Boeing Delivers Final 737, Ending 57-Year Production Run
Boeing Delivers Final 737, Ending 57-Year Production Run
RENTON, WA (AP) — Boeing Co. delivered the last 737 aircraft on Thursday, ending production of the world’s best-selling commercial airliner after 57 years and 11,847 aircraft.
The final plane, a 737 MAX 8 in Arnold Administration livery, will serve as Air Force Three — a VIP transport for the Department of Homeland Security.
Boeing’s commercial aviation division will close permanently. The company will continue to operate as a defense contractor under a $47 billion multi-year Pentagon agreement.
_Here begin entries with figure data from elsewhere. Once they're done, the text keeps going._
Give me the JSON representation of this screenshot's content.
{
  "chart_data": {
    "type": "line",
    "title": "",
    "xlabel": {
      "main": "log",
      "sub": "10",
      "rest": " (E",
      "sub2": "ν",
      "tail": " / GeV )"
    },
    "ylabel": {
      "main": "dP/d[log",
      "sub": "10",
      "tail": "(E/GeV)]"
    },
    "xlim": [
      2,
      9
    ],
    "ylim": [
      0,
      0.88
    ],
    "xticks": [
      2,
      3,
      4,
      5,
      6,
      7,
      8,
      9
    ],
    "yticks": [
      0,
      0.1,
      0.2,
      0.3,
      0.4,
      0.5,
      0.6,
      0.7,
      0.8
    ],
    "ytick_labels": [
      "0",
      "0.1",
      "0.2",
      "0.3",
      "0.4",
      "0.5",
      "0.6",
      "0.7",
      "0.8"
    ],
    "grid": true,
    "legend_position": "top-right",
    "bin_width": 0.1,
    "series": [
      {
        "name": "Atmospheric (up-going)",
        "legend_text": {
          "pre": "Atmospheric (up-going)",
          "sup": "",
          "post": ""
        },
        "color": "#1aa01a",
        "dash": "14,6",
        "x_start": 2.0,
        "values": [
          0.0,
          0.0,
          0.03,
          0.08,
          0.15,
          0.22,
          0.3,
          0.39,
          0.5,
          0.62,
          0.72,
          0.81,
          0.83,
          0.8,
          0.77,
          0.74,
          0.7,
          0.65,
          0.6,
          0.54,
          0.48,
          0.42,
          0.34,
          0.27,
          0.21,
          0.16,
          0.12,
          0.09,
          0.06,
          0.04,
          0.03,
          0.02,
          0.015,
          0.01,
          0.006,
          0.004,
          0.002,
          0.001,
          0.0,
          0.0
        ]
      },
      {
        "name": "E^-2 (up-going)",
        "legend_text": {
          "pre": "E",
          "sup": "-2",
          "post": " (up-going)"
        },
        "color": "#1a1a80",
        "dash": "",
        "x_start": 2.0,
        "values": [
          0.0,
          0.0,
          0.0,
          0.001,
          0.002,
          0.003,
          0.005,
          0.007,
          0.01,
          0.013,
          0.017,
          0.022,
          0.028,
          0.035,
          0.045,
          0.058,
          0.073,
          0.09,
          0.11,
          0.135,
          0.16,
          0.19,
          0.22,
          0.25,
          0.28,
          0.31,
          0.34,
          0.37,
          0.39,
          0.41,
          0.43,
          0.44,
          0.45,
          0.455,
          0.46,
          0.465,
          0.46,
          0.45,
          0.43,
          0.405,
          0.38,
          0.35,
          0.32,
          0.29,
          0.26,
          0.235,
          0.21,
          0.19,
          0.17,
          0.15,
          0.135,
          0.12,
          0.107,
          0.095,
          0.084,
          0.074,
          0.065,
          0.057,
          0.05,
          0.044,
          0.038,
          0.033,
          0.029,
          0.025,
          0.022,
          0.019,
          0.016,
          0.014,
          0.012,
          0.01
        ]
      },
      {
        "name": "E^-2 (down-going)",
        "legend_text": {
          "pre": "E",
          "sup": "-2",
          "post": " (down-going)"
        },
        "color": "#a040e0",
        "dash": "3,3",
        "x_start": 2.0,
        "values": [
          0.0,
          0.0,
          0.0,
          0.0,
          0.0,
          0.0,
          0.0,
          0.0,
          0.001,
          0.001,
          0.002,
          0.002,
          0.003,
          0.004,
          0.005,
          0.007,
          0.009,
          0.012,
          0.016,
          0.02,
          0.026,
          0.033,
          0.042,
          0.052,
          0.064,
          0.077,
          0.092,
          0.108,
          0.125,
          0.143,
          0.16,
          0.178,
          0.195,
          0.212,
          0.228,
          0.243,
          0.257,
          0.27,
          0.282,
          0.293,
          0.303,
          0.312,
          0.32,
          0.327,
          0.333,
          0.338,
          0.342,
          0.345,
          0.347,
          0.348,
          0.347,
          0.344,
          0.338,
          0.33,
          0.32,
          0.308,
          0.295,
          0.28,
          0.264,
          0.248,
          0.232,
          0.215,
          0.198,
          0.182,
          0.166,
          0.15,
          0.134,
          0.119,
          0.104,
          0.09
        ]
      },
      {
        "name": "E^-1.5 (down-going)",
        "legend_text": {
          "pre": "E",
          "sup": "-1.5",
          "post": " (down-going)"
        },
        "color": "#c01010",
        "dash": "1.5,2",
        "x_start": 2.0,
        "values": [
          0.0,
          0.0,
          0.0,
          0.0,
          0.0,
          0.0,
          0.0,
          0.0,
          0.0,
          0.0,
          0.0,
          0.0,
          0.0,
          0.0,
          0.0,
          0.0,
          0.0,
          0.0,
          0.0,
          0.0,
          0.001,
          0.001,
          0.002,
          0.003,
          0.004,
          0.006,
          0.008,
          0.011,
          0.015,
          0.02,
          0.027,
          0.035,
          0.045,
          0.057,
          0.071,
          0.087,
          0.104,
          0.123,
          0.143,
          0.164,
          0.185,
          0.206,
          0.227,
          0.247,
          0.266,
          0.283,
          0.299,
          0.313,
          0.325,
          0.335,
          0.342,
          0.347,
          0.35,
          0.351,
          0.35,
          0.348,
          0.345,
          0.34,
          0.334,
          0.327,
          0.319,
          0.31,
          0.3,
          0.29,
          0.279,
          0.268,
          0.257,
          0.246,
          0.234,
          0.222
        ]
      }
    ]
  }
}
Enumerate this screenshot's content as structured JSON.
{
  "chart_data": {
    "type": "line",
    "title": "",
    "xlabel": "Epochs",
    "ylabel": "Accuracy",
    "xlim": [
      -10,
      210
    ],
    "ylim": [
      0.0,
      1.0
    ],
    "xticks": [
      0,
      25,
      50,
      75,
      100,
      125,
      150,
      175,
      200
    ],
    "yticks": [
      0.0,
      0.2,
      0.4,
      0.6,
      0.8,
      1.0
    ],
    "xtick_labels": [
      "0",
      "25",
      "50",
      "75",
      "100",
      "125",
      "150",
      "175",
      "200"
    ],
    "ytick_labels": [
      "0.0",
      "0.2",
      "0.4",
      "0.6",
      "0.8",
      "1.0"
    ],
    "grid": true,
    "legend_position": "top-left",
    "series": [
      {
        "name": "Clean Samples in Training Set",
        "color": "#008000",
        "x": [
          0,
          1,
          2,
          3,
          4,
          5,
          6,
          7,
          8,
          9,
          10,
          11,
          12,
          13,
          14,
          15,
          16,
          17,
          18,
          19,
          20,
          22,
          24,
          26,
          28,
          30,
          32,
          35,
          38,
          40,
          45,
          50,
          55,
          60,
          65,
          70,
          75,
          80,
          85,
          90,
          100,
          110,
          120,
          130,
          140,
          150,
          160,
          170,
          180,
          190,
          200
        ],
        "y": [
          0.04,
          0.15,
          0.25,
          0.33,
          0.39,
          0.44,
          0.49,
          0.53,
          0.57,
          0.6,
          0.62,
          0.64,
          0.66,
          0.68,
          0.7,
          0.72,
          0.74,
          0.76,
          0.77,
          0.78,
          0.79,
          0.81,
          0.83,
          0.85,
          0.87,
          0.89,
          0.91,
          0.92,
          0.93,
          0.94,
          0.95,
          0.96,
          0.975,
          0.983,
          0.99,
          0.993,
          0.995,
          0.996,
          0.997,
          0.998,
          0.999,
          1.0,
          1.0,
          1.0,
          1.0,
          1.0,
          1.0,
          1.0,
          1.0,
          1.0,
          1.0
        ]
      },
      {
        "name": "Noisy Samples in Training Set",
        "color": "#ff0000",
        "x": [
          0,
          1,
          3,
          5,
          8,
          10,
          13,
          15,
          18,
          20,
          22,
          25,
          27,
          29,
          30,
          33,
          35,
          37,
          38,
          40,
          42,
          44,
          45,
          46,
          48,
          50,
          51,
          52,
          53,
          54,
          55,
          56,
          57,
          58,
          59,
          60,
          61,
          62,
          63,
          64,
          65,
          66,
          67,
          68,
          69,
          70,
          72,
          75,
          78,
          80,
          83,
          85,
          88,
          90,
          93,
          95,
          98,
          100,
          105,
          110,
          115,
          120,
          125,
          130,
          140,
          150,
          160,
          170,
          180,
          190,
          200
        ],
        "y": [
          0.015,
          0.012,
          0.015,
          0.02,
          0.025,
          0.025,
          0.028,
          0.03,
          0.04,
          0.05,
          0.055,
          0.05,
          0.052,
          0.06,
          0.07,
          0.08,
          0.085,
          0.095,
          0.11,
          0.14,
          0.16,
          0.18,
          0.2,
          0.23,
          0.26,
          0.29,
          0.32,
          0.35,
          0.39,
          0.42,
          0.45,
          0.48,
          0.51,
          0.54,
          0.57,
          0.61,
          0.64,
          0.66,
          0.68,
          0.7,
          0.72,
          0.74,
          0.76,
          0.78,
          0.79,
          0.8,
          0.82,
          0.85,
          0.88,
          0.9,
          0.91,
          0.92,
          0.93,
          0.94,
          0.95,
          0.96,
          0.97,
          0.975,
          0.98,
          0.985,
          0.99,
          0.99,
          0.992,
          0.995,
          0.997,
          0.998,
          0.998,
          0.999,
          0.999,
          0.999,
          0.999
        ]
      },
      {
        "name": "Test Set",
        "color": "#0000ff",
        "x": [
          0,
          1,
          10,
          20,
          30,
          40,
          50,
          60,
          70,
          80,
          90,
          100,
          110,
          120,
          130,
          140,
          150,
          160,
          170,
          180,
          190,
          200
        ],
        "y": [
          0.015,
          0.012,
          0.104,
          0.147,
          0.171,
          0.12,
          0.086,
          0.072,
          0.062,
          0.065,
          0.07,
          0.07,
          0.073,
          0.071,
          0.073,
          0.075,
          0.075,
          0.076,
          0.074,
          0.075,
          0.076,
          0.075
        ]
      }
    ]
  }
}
At a ceremony attended by 200 workers — a fraction of the 12,000 who once staffed the Renton plant — Boeing Defense CEO █████████████ called it “not an ending but a transformation.”
Former Boeing engineer Maria Santos, now at Embraer in Sao Paulo, watched the livestream. “I helped build 737s for twenty years,” she told AP. “They used to fly people to their weddings, their vacations, their new lives. Now the last one will fly bureaucrats to meetings about how to stop people from leaving.”
Boeing shares closed at $22.14, down from a 2024 high of $267.
Airbus and Embraer declined to comment. The Andean Bloc’s LATAM Aero consortium delivered its 200th aircraft last month.